Meta announced new artificial intelligence models capable of recognizing and reproducing speech in more than 1,100 languages. The project, Massive Multilingual Speech (MMS), is built to protect and preserve languages. “We’re open-sourcing our models and code so that others in the research community can build on our work and help preserve the world’s languages and bring the world closer together,” said Meta.
Collecting Audio Data
Meta said that religious texts, such as the Bible, have been translated into many different languages and whose translations have been widely studied for text-based language translation research to collect audio data. “These translations have publicly available audio recordings of people reading these texts in different languages. As part of the MMS project, we created a dataset of readings of the New Testament in more than 1,100 languages,” said Meta.

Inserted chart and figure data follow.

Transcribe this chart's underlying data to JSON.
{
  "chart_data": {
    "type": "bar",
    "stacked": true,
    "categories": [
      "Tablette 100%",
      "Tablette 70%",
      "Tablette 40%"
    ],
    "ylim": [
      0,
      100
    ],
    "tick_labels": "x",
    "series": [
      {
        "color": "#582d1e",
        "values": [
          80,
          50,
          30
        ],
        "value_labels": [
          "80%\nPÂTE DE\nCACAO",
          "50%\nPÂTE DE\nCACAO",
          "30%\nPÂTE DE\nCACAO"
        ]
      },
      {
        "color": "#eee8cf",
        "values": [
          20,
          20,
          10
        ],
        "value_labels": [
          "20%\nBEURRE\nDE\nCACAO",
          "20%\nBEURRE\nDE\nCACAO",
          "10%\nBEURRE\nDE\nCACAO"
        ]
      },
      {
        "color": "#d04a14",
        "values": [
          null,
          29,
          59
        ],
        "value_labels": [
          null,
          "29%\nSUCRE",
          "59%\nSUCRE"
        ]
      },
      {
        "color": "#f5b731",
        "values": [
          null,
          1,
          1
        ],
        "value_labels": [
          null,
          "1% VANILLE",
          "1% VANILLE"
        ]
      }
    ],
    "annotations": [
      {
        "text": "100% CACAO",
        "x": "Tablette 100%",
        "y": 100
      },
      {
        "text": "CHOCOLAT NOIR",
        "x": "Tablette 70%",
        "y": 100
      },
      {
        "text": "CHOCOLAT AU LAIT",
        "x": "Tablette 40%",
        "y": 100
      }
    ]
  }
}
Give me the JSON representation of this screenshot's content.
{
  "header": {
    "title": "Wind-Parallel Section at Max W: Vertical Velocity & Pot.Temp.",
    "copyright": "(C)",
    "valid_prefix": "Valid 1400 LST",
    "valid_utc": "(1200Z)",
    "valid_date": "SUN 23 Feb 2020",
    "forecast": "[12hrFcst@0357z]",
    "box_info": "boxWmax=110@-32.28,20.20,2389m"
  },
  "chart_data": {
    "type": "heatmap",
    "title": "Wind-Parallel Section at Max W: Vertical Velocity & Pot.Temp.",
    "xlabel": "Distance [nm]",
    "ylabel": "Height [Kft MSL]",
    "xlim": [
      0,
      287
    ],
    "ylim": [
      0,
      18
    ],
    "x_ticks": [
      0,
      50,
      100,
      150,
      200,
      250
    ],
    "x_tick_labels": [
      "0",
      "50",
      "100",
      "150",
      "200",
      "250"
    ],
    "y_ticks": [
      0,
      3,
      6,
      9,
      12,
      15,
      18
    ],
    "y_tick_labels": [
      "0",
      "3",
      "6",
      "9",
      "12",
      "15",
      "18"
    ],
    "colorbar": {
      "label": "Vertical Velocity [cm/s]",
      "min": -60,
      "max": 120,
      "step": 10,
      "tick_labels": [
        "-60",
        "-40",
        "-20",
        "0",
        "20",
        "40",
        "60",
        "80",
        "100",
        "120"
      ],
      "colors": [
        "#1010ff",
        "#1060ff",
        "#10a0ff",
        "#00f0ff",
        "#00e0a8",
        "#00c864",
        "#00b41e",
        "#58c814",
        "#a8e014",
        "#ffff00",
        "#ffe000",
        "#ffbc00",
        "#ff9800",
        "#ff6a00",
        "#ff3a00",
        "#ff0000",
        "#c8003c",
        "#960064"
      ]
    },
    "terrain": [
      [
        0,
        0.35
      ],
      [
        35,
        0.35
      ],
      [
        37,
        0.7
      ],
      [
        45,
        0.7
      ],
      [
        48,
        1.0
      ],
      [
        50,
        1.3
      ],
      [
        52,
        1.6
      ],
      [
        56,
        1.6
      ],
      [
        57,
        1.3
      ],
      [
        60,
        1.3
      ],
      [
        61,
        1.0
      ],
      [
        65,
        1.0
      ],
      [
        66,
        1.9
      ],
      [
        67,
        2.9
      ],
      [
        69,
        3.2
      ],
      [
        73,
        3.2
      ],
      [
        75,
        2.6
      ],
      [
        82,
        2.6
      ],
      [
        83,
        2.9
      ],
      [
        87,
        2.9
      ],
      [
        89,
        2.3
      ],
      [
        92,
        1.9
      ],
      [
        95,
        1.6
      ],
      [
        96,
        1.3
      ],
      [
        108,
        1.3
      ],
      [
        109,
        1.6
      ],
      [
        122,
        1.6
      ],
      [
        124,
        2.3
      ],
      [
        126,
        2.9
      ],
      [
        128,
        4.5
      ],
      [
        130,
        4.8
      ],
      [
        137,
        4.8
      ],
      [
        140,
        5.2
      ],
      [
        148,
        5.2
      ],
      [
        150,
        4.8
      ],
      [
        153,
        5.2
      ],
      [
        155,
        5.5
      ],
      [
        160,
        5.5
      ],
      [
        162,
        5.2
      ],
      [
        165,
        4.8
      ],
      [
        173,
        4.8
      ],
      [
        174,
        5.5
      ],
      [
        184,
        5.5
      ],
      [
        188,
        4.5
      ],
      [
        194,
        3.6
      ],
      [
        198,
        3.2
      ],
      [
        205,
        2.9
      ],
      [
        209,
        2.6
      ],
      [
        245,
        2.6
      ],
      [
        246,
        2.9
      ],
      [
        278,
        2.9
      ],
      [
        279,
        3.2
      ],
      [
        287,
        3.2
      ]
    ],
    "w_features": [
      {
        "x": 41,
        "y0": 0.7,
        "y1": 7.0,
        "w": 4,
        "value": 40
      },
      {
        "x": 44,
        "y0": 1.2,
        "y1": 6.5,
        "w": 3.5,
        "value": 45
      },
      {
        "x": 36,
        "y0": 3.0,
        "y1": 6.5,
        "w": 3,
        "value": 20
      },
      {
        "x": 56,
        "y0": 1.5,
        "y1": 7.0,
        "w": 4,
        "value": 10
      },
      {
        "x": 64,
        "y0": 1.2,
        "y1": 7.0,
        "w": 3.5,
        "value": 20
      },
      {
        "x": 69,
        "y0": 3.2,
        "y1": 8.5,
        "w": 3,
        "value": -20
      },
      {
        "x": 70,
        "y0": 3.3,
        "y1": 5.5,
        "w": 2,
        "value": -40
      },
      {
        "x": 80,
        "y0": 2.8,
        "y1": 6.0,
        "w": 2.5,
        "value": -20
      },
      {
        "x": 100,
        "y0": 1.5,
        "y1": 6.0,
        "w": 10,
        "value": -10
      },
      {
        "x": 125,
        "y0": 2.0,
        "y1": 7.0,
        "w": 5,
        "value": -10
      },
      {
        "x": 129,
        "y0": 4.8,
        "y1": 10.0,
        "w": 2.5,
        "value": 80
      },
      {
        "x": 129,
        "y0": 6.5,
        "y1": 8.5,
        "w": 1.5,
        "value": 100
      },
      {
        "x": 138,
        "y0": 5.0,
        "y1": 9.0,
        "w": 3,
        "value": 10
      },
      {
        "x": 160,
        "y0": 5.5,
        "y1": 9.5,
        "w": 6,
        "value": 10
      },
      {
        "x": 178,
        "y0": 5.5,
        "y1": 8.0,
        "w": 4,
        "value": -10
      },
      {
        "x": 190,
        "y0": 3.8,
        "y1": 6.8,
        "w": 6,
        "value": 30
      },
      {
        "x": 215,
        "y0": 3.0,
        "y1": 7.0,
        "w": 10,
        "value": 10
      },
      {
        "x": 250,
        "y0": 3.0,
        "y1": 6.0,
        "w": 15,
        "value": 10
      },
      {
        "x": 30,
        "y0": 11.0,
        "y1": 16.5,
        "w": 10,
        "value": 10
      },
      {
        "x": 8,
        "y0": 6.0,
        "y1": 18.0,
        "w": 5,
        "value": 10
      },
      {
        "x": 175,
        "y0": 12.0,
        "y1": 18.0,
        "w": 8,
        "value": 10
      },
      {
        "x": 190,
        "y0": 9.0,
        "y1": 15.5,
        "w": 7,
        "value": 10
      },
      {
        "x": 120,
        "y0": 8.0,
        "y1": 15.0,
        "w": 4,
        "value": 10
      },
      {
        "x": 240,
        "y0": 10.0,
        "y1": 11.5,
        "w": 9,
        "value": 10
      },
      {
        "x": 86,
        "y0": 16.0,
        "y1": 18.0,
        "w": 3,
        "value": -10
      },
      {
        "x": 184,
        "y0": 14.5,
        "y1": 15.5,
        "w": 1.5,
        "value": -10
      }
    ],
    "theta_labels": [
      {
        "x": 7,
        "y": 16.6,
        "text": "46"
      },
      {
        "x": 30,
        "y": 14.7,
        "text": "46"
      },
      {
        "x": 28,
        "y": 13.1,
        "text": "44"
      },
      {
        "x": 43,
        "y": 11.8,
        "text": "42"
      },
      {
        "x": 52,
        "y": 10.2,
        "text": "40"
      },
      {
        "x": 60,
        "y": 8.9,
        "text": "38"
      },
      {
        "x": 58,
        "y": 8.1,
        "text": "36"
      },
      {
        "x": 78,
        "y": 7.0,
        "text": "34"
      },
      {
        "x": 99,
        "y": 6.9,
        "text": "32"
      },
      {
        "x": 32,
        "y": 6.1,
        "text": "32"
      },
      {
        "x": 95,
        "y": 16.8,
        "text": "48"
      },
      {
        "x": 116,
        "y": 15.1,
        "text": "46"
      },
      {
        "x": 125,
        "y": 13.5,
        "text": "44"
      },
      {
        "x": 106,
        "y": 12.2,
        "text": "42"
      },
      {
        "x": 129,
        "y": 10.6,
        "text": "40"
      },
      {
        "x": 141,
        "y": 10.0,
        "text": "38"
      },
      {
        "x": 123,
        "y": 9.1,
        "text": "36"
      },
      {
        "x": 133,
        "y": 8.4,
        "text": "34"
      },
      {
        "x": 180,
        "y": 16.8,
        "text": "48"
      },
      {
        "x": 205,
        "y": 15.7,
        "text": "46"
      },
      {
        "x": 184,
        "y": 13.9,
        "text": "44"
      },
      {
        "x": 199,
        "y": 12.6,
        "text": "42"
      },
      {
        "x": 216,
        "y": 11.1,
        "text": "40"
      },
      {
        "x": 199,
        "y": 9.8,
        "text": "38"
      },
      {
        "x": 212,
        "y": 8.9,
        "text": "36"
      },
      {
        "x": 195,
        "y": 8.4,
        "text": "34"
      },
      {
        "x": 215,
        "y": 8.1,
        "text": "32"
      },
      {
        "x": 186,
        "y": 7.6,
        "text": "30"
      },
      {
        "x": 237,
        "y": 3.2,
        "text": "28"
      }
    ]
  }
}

Massive Multilingual Speech to Preserve Languages
As per details, there are around 573 known extinct languages worldwide, some of which were major languages used by massive communities in the ancient world. Meta said that many of the world’s languages are in danger of disappearing, and the limitations of current speech recognition and generation technology will only accelerate this trend.
Massively Multilingual Speech (MMS) was made available to the public through GitHub, “We’re open-sourcing our models and code so that others in the research community can build on our work and help preserve the world’s languages and bring the world closer together,” said Meta. In the future, Meta wants to increase MMS’s coverage to support even more languages and also tackle the challenge of handling dialects, which is often difficult for existing speech technology.